Józek Szmaciak z Aleksem Wardęgą w fołksfroncie – Stanisław Michalkiewicz

Ach, nie ma to jak praktyczne prezenty! Z tego punktu widzenia mogę uważać się za prawdziwego szczęściarza, bo dzięki uprzejmości państwa Bogny i Pawła Mrówczyńskich, zostałem na sam Adwent obdarowany niesłychanie praktycznym i pożytecznym prezentem w postaci lekcji pokory. Lekcja ta przybrała postać wycieczki do śląskich kopalni. Rozpocząłem od najstarszej kopalni srebra i ołowiu w Tarnowskich Górach, a zakończyłem w zabytkowej kopalni Guido. Nie były to pierwsze kopalnie, które widziałem. Po raz pierwszy zjechałem do starej kopani złota w Arizonie, gdzie na powierzchni pozostało towarzyszące jej miasteczko-widmo. Tam, to znaczy – w tamtej kopalni, która okres swojej świetności przeżywała w latach 80-tych XIX wieku, pracowały pod ziemią czteroosobowe grupy górników, wydobywające średnio około tony skały dziennie. Z tej skały udawało się wytapiać około uncji złota , która podówczas miała wartość ok. 20 dolarów. Teraz uncja złota kosztuje prawie 1700 dolarów, o czym warto pamiętać, kiedy wiemy, iż ówczesny górnik zarabiał dziennie 2 dolary. Kiedy przeliczyć wartość ówczesnych i obecnych zarobków w amerykańskim przemyśle wydobywczym, okazuje się, że przez ostatnie 120 lat siła nabywcza zarobków nie uległa zmianie, przynajmniej w przeliczeniu na złoto. A na cóż przeliczać zarobki w kopalni złota?

Ale nie na tym przecież polega lekcja pokory, że mimo szalonego wzrostu wydajności pracy, zarobki właściwie nie uległy zmianom. Co prawda i to jest ważne, bo skłania do zastanowienia, gdzie właściwie podziewają się korzyści, jakie niewątpliwie muszą wynikać ze wzrostu wydajności pracy. Tajemnica to wielka, ale na jej trop naprowadzają nas informacje, co prawda dość skrzętnie ukrywane, o rosnącej w postępie może jeszcze nie geometrycznym, ale na pewno – w postępie arytmetycznym – liczby naszych dobroczyńców i opiekunów. Rosnąca armia naszych dobroczyńców i opiekunów, coraz liczniej zaludniająca rosnącą liczbę biur, byle czego przecież nie zje, ani nie wypije, a skoro tak, to da radę nie tylko takiemu wzrostowi wydajności pracy, jaki dokonał się w ciągu ostatnich stu lat – ale nawet o sto procent większemu.

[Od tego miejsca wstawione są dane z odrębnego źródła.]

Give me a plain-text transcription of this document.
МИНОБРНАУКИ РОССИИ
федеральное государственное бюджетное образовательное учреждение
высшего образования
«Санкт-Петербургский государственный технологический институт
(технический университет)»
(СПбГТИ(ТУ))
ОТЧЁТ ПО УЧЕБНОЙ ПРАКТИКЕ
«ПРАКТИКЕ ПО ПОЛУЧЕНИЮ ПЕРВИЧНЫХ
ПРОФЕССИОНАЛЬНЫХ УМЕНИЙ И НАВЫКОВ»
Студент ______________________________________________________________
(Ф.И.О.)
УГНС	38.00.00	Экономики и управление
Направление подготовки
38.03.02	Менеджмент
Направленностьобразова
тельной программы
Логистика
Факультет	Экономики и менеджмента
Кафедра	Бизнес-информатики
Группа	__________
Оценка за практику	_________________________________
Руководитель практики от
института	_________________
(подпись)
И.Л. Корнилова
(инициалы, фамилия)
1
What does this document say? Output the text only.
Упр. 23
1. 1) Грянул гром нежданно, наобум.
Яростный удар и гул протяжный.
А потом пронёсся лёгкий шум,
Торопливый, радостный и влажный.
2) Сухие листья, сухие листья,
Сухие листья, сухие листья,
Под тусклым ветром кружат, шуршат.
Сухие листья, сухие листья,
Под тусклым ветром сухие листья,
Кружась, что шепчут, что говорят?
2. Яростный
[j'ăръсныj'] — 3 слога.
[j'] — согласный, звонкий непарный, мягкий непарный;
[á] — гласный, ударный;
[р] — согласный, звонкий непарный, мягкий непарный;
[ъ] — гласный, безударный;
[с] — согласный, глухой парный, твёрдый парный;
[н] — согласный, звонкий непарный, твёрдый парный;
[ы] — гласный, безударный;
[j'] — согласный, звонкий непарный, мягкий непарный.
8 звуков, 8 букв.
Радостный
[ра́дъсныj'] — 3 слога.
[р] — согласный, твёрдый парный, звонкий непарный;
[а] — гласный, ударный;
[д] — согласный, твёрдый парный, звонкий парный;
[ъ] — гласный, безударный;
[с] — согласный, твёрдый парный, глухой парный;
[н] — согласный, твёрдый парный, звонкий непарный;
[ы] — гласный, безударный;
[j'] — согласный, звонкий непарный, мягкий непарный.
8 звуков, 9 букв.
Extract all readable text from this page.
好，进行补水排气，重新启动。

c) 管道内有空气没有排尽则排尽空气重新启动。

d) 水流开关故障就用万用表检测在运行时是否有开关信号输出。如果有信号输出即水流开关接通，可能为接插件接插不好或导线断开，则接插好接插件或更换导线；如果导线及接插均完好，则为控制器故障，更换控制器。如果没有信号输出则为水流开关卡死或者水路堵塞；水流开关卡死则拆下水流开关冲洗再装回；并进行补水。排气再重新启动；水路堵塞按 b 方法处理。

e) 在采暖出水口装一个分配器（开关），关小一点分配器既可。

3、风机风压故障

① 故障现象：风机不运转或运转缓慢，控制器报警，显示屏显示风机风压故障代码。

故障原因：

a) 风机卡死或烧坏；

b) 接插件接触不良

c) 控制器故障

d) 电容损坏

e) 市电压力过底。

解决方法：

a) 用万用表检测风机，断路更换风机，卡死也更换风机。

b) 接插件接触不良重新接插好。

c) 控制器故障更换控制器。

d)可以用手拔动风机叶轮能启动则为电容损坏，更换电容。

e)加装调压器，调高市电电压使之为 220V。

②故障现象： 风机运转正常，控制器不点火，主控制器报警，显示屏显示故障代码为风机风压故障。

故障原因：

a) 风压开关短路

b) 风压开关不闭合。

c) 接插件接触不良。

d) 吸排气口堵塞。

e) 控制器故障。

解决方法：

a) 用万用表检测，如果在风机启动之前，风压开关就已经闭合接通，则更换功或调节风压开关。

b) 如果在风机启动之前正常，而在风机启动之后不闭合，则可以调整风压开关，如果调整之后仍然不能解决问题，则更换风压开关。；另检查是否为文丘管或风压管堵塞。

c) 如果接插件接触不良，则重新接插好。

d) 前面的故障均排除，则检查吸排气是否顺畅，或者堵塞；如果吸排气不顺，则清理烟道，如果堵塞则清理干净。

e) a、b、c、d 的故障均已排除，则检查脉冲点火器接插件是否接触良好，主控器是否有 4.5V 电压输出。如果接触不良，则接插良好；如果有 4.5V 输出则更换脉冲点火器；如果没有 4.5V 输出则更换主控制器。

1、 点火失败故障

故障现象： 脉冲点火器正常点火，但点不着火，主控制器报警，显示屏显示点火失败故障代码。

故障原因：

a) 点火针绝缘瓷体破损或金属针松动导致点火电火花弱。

Ciekawe, że przewidział to jeszcze w Średniowieczu francuski poeta Franciszek Villon, pisząc między innymi: „Ci mają winka i pieczyste (…) sosy i smaki zawiesiste, jajca kładzione, z octem, świeże… Nie są podobni do mularzy, którzy mur wznoszą w wielkim trudzie. Tu się pomocnik nie nadarzy; sami se zżują, dobrzy ludzie.” Otóż lekcja pokory polega na przyjrzeniu się pracy „mularzy”, czy na przykład – górników – bo przecież to nie pasożytnictwo biurokratów, czy innych Zasrancen, którym własna pycha podsuwa myśli, jakoby byli solą ziemi czarnej („my tutaj rządzim i my dzielim; bez nas by wszystko diabli wzięli” – perorował w zapale Towarzysz Szmaciak). Bo przecież to nie pani Elżbieta Jakubiak, która jeszcze w czasach dobrego fartu przekonywała osłupiałego redaktora Mazurka, że bez wydanego przez nią zaświadczenia nie mógłby upiec chleba, ani ugotować zupy, wytwarza bogactwo i buduje cywilizację. Bogactwo wytwarzają i cywilizację budują ludzie wykonujący pożyteczną pracę. A jaka praca jest pożyteczna? Ano – taka, za którą inny człowiek gotów jest dobrowolnie zapłacić. Nikt nigdy nie wynalazł lepszego kryterium, więc jakże tu nie być wdzięcznym państwu Bognie i Pawłowi Mrówczyńskim, że dzięki lekcji pokory, jaką w swojej uprzejmości mi sprezentowali na sam Adwent, stworzyli mi sposobność, bym jeszcze raz utwierdził się w tym przekonaniu?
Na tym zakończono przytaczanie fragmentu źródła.